My research interests

Overview:

  • art music after 1945, especially from the USA (Earle Brown, John Cage, Morton Feldman and Christian Wolff) and from Germany (Hanns Eisler, Hans Werner Henze, Peter Michael Hamel, Bernd Alois Zimmermann).
  • indeterminate music (and its performance)
  • political aspects of C20 art music (John Cage, Cornelius Cardew, Hanns Eisler, Frederic Rzewski, Christian Wolff)

  • Completed academic work

  • Topic of my Ph.D.
  • topic of my Master's thesis

  •  Topic of my Ph.D. thesis (2004):

    (Re-)Defining the relationships between composer, performer and listener: Earle Brown, John Cage, Morton Feldman and Christian Wolff.

      This thesis examined works by Earle Brown (1926-2002), John Cage (1912-1992), Morton Feldman (1926-1987) and Christian Wolff (b. 1934), some of whose compositions avoid a fixed and determinate sequence of sounds in performance. This can lead to a redefinition of the relationships between composer, performer and listener, thus changing the role of the musicians and asking for a different attitude on the part of listeners. Such an alteration of the traditional, hierarchical model of music production was motivated, to differing degrees, by aesthetic, political and sociological considerations.

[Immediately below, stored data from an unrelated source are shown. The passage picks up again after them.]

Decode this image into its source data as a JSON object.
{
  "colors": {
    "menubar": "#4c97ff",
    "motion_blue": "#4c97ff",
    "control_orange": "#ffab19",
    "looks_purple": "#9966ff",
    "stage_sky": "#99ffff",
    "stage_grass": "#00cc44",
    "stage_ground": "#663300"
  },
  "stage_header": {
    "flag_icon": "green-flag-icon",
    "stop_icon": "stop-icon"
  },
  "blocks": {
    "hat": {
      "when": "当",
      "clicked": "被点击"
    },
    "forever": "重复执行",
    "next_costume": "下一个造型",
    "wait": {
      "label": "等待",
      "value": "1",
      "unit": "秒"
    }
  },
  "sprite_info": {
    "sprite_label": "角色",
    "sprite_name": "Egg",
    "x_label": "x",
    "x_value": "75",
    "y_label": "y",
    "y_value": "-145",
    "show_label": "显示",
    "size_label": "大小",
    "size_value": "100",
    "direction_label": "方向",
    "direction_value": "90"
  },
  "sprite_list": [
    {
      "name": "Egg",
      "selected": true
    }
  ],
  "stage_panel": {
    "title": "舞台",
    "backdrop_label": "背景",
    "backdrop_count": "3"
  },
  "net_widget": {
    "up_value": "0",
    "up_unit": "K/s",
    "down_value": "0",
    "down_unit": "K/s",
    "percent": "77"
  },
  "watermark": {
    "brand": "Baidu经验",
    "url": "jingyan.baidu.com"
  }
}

      Drawing on diverse music, mostly written between 1950 and 1971, such as Feldman's Projection 1 (1950), Cage's 4'33" (1952) and 0'00" (1962), Brown's Folio (1952-53) and Wolff's Prose Collection (1968-1971, ca. 1986, 1997), this study explored the compositional and notational ideas which have changed the status of the 'work'. Such music aims neither for a reified work, where all parameters are totally fixed, nor for a completely 'free' improvisation.

      Instead of trying to establish a historical perspective on this repertoire, the thesis compared the composers' works by focusing on overarching issues. It was shown that the four composers are less homogenous in their aesthetic, their compositional approaches, and in their attempts to redefine the relationships between themselves and the performers of their work, than previously assumed. This research illustrates that, in spite of a common understanding that Brown, Cage, Feldman and Wolff experimented with traditional conceptions of art music, this does not mean that many works negate the traditional functions of composer, performer and listener. However, a number of compositions redefine the idea of a musical 'work', and alter the functions of, and relationships between composer, performer and listener.
    (The thesis is available online at http://ethos.bl.uk/OrderDetails.do?did=1&uin=uk.bl.ethos.414650 . You will need to register with EThOS, but it's a free service run by the British Library.)


     Topic of my Master's thesis (2000):

    "Soldiers - Musical Reflections by Benjamin Britten, Bernd Alois Zimmermann and Aubert Lemeland"

      Looking at Benjamin Britten's War Requiem (1962), Bernd Alois Zimmermann's Die Soldaten (The Soldiers, 1963) and Aubert Lemeland's 10. Symphonie - "Letzte Briefe aus Stalingrad" (10th Symphony - Last letters from Stalingrad, 1998); the possibilities of musical reflections on soldiers, World War II and war in general were examined.